Medical molding shares similarities and differences with injection molding for other industries. Other life-critical industries such as food, auto, and aerospace bring their own specialized requirements. Poor quality can have an adverse impact on the health, safety, and mortality of the end user. The medical industry has established its own approach and terminology to managing those risks. We will explore that approach and how it applies to the injection molding process.
The establishment of a reliable and repeatable process serves as the overarching aim of medical molding. Medical molding moves away from inspecting quality into the parts and moves toward inspecting the process. Inspecting the process ensures that it produces quality parts.
With medical molding, Step One establishes a quality process up front. Step Two inspects the process on an ongoing basis. We will explain how this works below.
Step One – Establish a Quality Process
The establishment of a quality process in the general area of medical manufacturing happens during the verification stage. This is referred to as IQ/OQ/PQ, which stands for Installation Qualification/Operational Qualification/Performance Qualification. In medical molding this translates into:
- IQ - Qualifying the equipment such as the injection molding press and mold construction,
- OQ - Qualifying the operation of the mold by establishing a process that produces quality parts, and
- PQ - Qualifying the performance of the mold in runs that simulate production.
In medical molding, OQ earns the title of most intensive qualification step. Medical molding best achieves OQ by using the methods of Scientific Processing. Scientific Processing uses a DOE to establish the processing window. You can read more about how we employed Scientific Processing here, and you can read a Case Study about using DOE here. This entire processing window produces quality parts. In other words, rather than just creating a single process that works, Scientific Processing defines the tolerances around those processing parameters.
Step Two – Inspect the Process
After establishing the quality processing window, we know the process can vary within that window and still produce quality parts. If the process varies beyond that processing window, we venture into the unknown. The unknown brings risk. With medical molding we want to reduce risk.
Those parts produced when the process ventures outside the processing window might actually be good parts. If inspected, they might pass. Other industries might inspect and accept parts that deviate from the qualified processing window.
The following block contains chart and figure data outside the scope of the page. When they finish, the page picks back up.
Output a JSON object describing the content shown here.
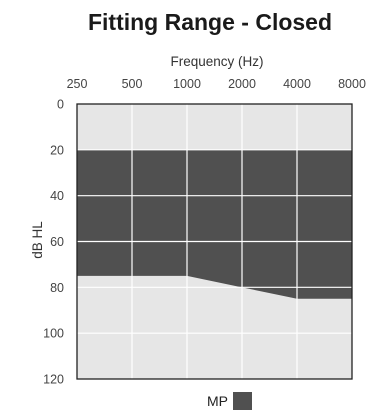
{
  "chart_data": {
    "type": "area",
    "title": "Fitting Range - Closed",
    "xlabel": "Frequency (Hz)",
    "ylabel": "dB HL",
    "x_axis_position": "top",
    "y_axis_inverted": true,
    "x_scale": "log",
    "categories": [
      "250",
      "500",
      "1000",
      "2000",
      "4000",
      "8000"
    ],
    "x": [
      250,
      500,
      1000,
      2000,
      4000,
      8000
    ],
    "ylim": [
      0,
      120
    ],
    "yticks": [
      "0",
      "20",
      "40",
      "60",
      "80",
      "100",
      "120"
    ],
    "ytick_values": [
      0,
      20,
      40,
      60,
      80,
      100,
      120
    ],
    "grid": true,
    "legend_position": "bottom-center",
    "series": [
      {
        "name": "MP",
        "lower_x": [
          250,
          1000,
          2000,
          4000,
          8000
        ],
        "lower_y": [
          75,
          75,
          80,
          85,
          85
        ],
        "upper_x": [
          250,
          8000
        ],
        "upper_y": [
          20,
          20
        ]
      }
    ],
    "colors": {
      "fill": "#505050",
      "plot_background": "#e6e6e6",
      "grid": "#ffffff",
      "axis": "#222222",
      "tick_text": "#444444"
    }
  }
}
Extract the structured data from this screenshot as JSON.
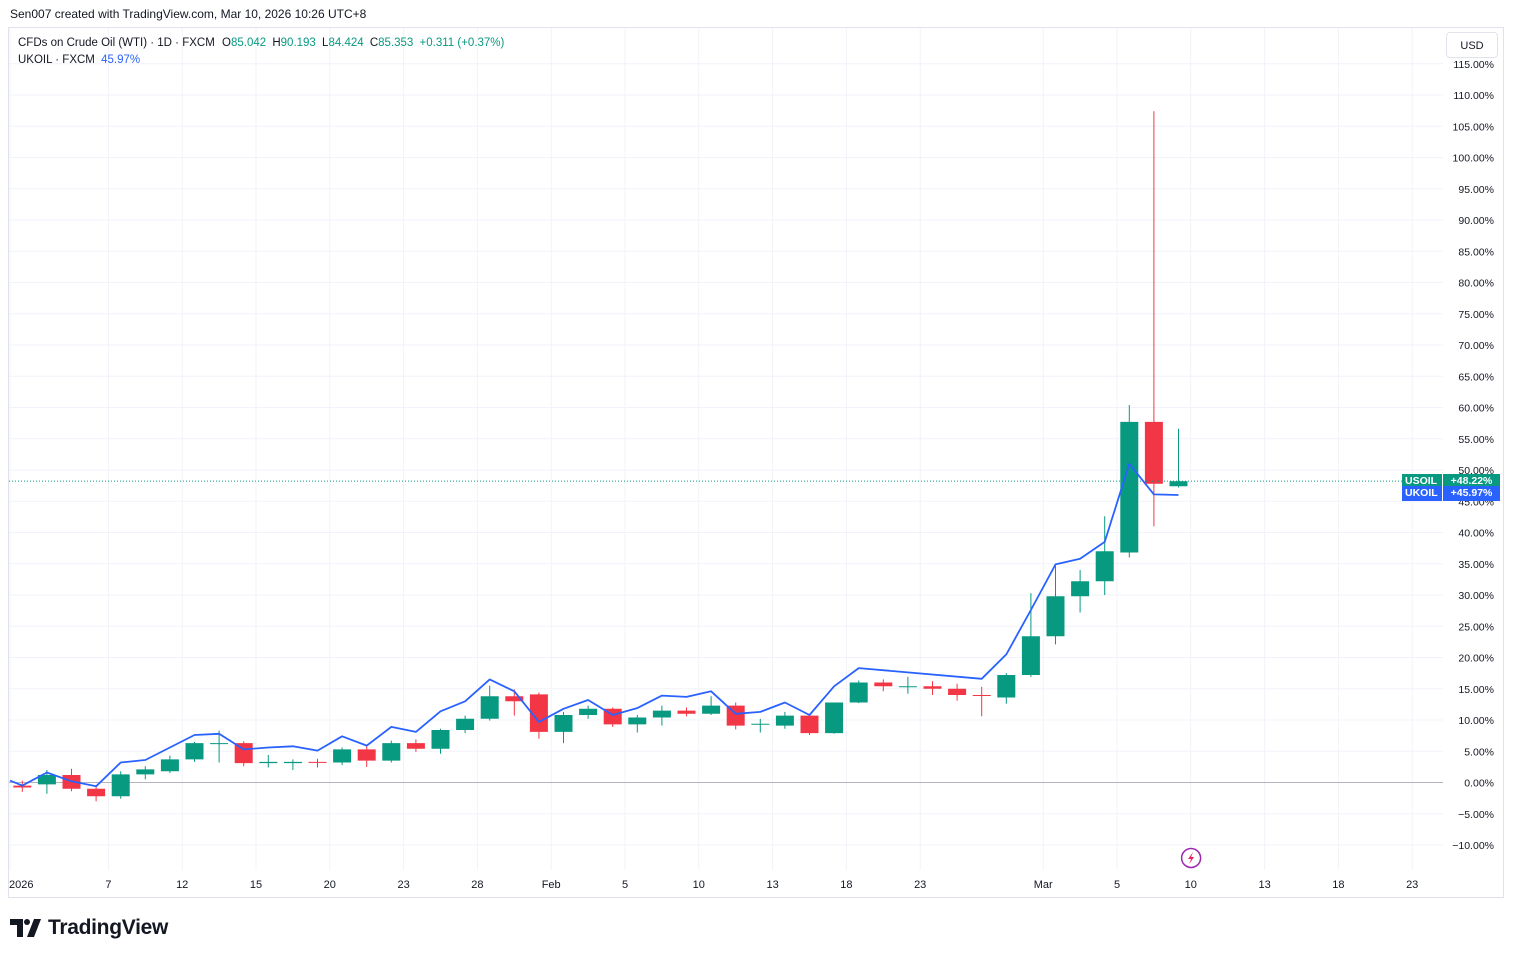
{
  "header": {
    "attribution": "Sen007 created with TradingView.com, Mar 10, 2026 10:26 UTC+8"
  },
  "legend": {
    "symbol_name": "CFDs on Crude Oil (WTI) · 1D · FXCM",
    "o_label": "O",
    "o_value": "85.042",
    "h_label": "H",
    "h_value": "90.193",
    "l_label": "L",
    "l_value": "84.424",
    "c_label": "C",
    "c_value": "85.353",
    "change": "+0.311 (+0.37%)",
    "compare_name": "UKOIL · FXCM",
    "compare_value": "45.97%"
  },
  "currency_button": "USD",
  "branding": {
    "logo_text": "TradingView"
  },
  "colors": {
    "up": "#089981",
    "down": "#f23645",
    "compare_line": "#2962ff",
    "compare_tag": "#2962ff",
    "grid": "#f0f3fa"
  },
  "chart_data": {
    "type": "candlestick",
    "title": "CFDs on Crude Oil (WTI) · 1D · FXCM",
    "y_unit": "percent change",
    "ylim": [
      -12,
      117
    ],
    "y_ticks": [
      115,
      110,
      105,
      100,
      95,
      90,
      85,
      80,
      75,
      70,
      65,
      60,
      55,
      50,
      45,
      40,
      35,
      30,
      25,
      20,
      15,
      10,
      5,
      0,
      -5,
      -10
    ],
    "y_tick_labels": [
      "115.00%",
      "110.00%",
      "105.00%",
      "100.00%",
      "95.00%",
      "90.00%",
      "85.00%",
      "80.00%",
      "75.00%",
      "70.00%",
      "65.00%",
      "60.00%",
      "55.00%",
      "50.00%",
      "45.00%",
      "40.00%",
      "35.00%",
      "30.00%",
      "25.00%",
      "20.00%",
      "15.00%",
      "10.00%",
      "5.00%",
      "0.00%",
      "−5.00%",
      "−10.00%"
    ],
    "x_ticks": [
      {
        "label": "2026",
        "index": 0
      },
      {
        "label": "7",
        "index": 4
      },
      {
        "label": "12",
        "index": 7
      },
      {
        "label": "15",
        "index": 10
      },
      {
        "label": "20",
        "index": 13
      },
      {
        "label": "23",
        "index": 16
      },
      {
        "label": "28",
        "index": 19
      },
      {
        "label": "Feb",
        "index": 22
      },
      {
        "label": "5",
        "index": 25
      },
      {
        "label": "10",
        "index": 28
      },
      {
        "label": "13",
        "index": 31
      },
      {
        "label": "18",
        "index": 34
      },
      {
        "label": "23",
        "index": 37
      },
      {
        "label": "Mar",
        "index": 42
      },
      {
        "label": "5",
        "index": 45
      },
      {
        "label": "10",
        "index": 48
      },
      {
        "label": "13",
        "index": 51
      },
      {
        "label": "18",
        "index": 54
      },
      {
        "label": "23",
        "index": 57
      }
    ],
    "series": [
      {
        "name": "USOIL",
        "kind": "candles",
        "candles": [
          {
            "i": 0.5,
            "o": -0.5,
            "h": 0.3,
            "l": -1.5,
            "c": -0.8
          },
          {
            "i": 1.5,
            "o": -0.3,
            "h": 2.0,
            "l": -1.8,
            "c": 1.2
          },
          {
            "i": 2.5,
            "o": 1.2,
            "h": 2.2,
            "l": -1.4,
            "c": -1.0
          },
          {
            "i": 3.5,
            "o": -1.0,
            "h": -0.6,
            "l": -3.0,
            "c": -2.2
          },
          {
            "i": 4.5,
            "o": -2.2,
            "h": 1.8,
            "l": -2.6,
            "c": 1.3
          },
          {
            "i": 5.5,
            "o": 1.3,
            "h": 2.6,
            "l": 0.5,
            "c": 2.1
          },
          {
            "i": 6.5,
            "o": 1.8,
            "h": 4.3,
            "l": 1.5,
            "c": 3.7
          },
          {
            "i": 7.5,
            "o": 3.7,
            "h": 6.5,
            "l": 3.3,
            "c": 6.3
          },
          {
            "i": 8.5,
            "o": 6.3,
            "h": 8.3,
            "l": 3.2,
            "c": 6.3
          },
          {
            "i": 9.5,
            "o": 6.3,
            "h": 6.6,
            "l": 2.6,
            "c": 3.1
          },
          {
            "i": 10.5,
            "o": 3.1,
            "h": 4.4,
            "l": 2.4,
            "c": 3.3
          },
          {
            "i": 11.5,
            "o": 3.1,
            "h": 3.7,
            "l": 2.0,
            "c": 3.3
          },
          {
            "i": 12.5,
            "o": 3.3,
            "h": 3.8,
            "l": 2.4,
            "c": 3.2
          },
          {
            "i": 13.5,
            "o": 3.2,
            "h": 5.6,
            "l": 2.8,
            "c": 5.3
          },
          {
            "i": 14.5,
            "o": 5.3,
            "h": 5.8,
            "l": 2.5,
            "c": 3.5
          },
          {
            "i": 15.5,
            "o": 3.5,
            "h": 6.7,
            "l": 3.2,
            "c": 6.3
          },
          {
            "i": 16.5,
            "o": 6.3,
            "h": 6.9,
            "l": 4.9,
            "c": 5.4
          },
          {
            "i": 17.5,
            "o": 5.4,
            "h": 8.6,
            "l": 4.6,
            "c": 8.4
          },
          {
            "i": 18.5,
            "o": 8.4,
            "h": 10.7,
            "l": 7.9,
            "c": 10.2
          },
          {
            "i": 19.5,
            "o": 10.2,
            "h": 15.5,
            "l": 9.9,
            "c": 13.8
          },
          {
            "i": 20.5,
            "o": 13.8,
            "h": 14.9,
            "l": 10.7,
            "c": 13.0
          },
          {
            "i": 21.5,
            "o": 14.1,
            "h": 14.4,
            "l": 7.0,
            "c": 8.1
          },
          {
            "i": 22.5,
            "o": 8.1,
            "h": 11.3,
            "l": 6.3,
            "c": 10.8
          },
          {
            "i": 23.5,
            "o": 10.8,
            "h": 12.3,
            "l": 10.2,
            "c": 11.8
          },
          {
            "i": 24.5,
            "o": 11.8,
            "h": 12.0,
            "l": 8.9,
            "c": 9.3
          },
          {
            "i": 25.5,
            "o": 9.3,
            "h": 10.8,
            "l": 8.0,
            "c": 10.4
          },
          {
            "i": 26.5,
            "o": 10.4,
            "h": 12.3,
            "l": 9.1,
            "c": 11.5
          },
          {
            "i": 27.5,
            "o": 11.5,
            "h": 12.0,
            "l": 10.6,
            "c": 11.0
          },
          {
            "i": 28.5,
            "o": 11.0,
            "h": 13.8,
            "l": 10.8,
            "c": 12.3
          },
          {
            "i": 29.5,
            "o": 12.3,
            "h": 12.8,
            "l": 8.5,
            "c": 9.1
          },
          {
            "i": 30.5,
            "o": 9.4,
            "h": 10.2,
            "l": 8.0,
            "c": 9.4
          },
          {
            "i": 31.5,
            "o": 9.1,
            "h": 11.3,
            "l": 8.6,
            "c": 10.7
          },
          {
            "i": 32.5,
            "o": 10.7,
            "h": 10.9,
            "l": 7.6,
            "c": 7.9
          },
          {
            "i": 33.5,
            "o": 7.9,
            "h": 12.8,
            "l": 7.8,
            "c": 12.8
          },
          {
            "i": 34.5,
            "o": 12.8,
            "h": 16.3,
            "l": 12.7,
            "c": 16.0
          },
          {
            "i": 35.5,
            "o": 16.0,
            "h": 16.5,
            "l": 14.6,
            "c": 15.4
          },
          {
            "i": 36.5,
            "o": 15.4,
            "h": 16.9,
            "l": 14.2,
            "c": 15.4
          },
          {
            "i": 37.5,
            "o": 15.4,
            "h": 16.2,
            "l": 14.0,
            "c": 15.0
          },
          {
            "i": 38.5,
            "o": 15.0,
            "h": 15.8,
            "l": 13.1,
            "c": 14.0
          },
          {
            "i": 39.5,
            "o": 14.0,
            "h": 15.3,
            "l": 10.6,
            "c": 13.9
          },
          {
            "i": 40.5,
            "o": 13.6,
            "h": 17.5,
            "l": 12.6,
            "c": 17.2
          },
          {
            "i": 41.5,
            "o": 17.2,
            "h": 30.3,
            "l": 16.9,
            "c": 23.4
          },
          {
            "i": 42.5,
            "o": 23.4,
            "h": 34.9,
            "l": 22.1,
            "c": 29.8
          },
          {
            "i": 43.5,
            "o": 29.8,
            "h": 34.0,
            "l": 27.2,
            "c": 32.2
          },
          {
            "i": 44.5,
            "o": 32.2,
            "h": 42.6,
            "l": 30.0,
            "c": 37.0
          },
          {
            "i": 45.5,
            "o": 36.8,
            "h": 60.4,
            "l": 36.0,
            "c": 57.7
          },
          {
            "i": 46.5,
            "o": 57.7,
            "h": 107.4,
            "l": 41.0,
            "c": 47.8
          },
          {
            "i": 47.5,
            "o": 47.4,
            "h": 56.6,
            "l": 47.2,
            "c": 48.2
          }
        ]
      },
      {
        "name": "UKOIL",
        "kind": "line",
        "points": [
          [
            0,
            0.3
          ],
          [
            0.5,
            -0.5
          ],
          [
            1.5,
            1.6
          ],
          [
            2.5,
            0.2
          ],
          [
            3.5,
            -0.6
          ],
          [
            4.5,
            3.2
          ],
          [
            5.5,
            3.6
          ],
          [
            6.5,
            5.6
          ],
          [
            7.5,
            7.6
          ],
          [
            8.5,
            7.8
          ],
          [
            9.5,
            5.3
          ],
          [
            10.5,
            5.6
          ],
          [
            11.5,
            5.8
          ],
          [
            12.5,
            5.1
          ],
          [
            13.5,
            7.4
          ],
          [
            14.5,
            5.9
          ],
          [
            15.5,
            8.9
          ],
          [
            16.5,
            8.1
          ],
          [
            17.5,
            11.4
          ],
          [
            18.5,
            13.0
          ],
          [
            19.5,
            16.5
          ],
          [
            20.5,
            14.6
          ],
          [
            21.5,
            9.7
          ],
          [
            22.5,
            11.8
          ],
          [
            23.5,
            13.2
          ],
          [
            24.5,
            10.8
          ],
          [
            25.5,
            11.9
          ],
          [
            26.5,
            13.9
          ],
          [
            27.5,
            13.7
          ],
          [
            28.5,
            14.6
          ],
          [
            29.5,
            11.0
          ],
          [
            30.5,
            11.3
          ],
          [
            31.5,
            12.8
          ],
          [
            32.5,
            10.8
          ],
          [
            33.5,
            15.4
          ],
          [
            34.5,
            18.3
          ],
          [
            39.5,
            16.6
          ],
          [
            40.5,
            20.5
          ],
          [
            41.5,
            27.6
          ],
          [
            42.5,
            34.9
          ],
          [
            43.5,
            35.8
          ],
          [
            44.5,
            38.5
          ],
          [
            45.5,
            51.0
          ],
          [
            46.5,
            46.1
          ],
          [
            47.5,
            46.0
          ]
        ]
      }
    ],
    "last_price_tags": [
      {
        "name": "USOIL",
        "value": "+48.22%",
        "level": 48.22
      },
      {
        "name": "UKOIL",
        "value": "+45.97%",
        "level": 45.97
      }
    ],
    "annotations": [
      {
        "name": "lightning-icon",
        "index": 48.5,
        "level": -12
      }
    ]
  }
}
Medical molding generally does not by default accept those parts on the fly. Companies certified to ISO 13485, the medical device standard, might require reverification and/or revalidation activities.
Medical molding can inspect the process through the injection molding press. Newer presses allow for integrated programming so the processing engineer can enter the nominal process as well as the tolerances around that process directly into the machine. On each shot, the machine knows whether it has exceeded the allowable tolerances around cycle time, temperature, and pressure. If it exceeded any tolerances, the robot places the shot in the reject bin rather than on the conveyor.
Medical molding’s second option for inspecting the process resides in real-time machine monitoring. Modern ERP systems give the process engineer a dashboard that tracks the processes at all presses. If any process at any press falls outside the established process parameter, the system alerts the process engineer.
The best medical molding incorporates continual improvement. This includes managing the variation in everything from the product design to the manufacturing process. In medical molding, we want to understand that variation exists even within parts that meet specifications. Some of the variation within the specs might be unacceptable. Variation beyond the original specifications might actually improve the product.
Remember that development teams initially define specifications using judgment calls. Reality sets in over the life of the product, and manufacturers discover specifications need to change. This happens whether the defined tolerance tightens, loosens, or shifts. Overly tight tolerances can unnecessarily increase costs.
We want to look at that variation relative to the entire system. Inspecting the process instead of inspecting the parts can improve both quality and cost. In some cases, medical molding would find 100% inspection desirable. Recent advances in automation have made 100% inspection more economically feasible.
As the pioneers of quality such as Shewhart, Deming, and Taguchi have taught us, we want to manage variation. We do not aim to eliminate variation at the expense of the overall system. We do want to understand variation to optimize performance toward the aim of the system.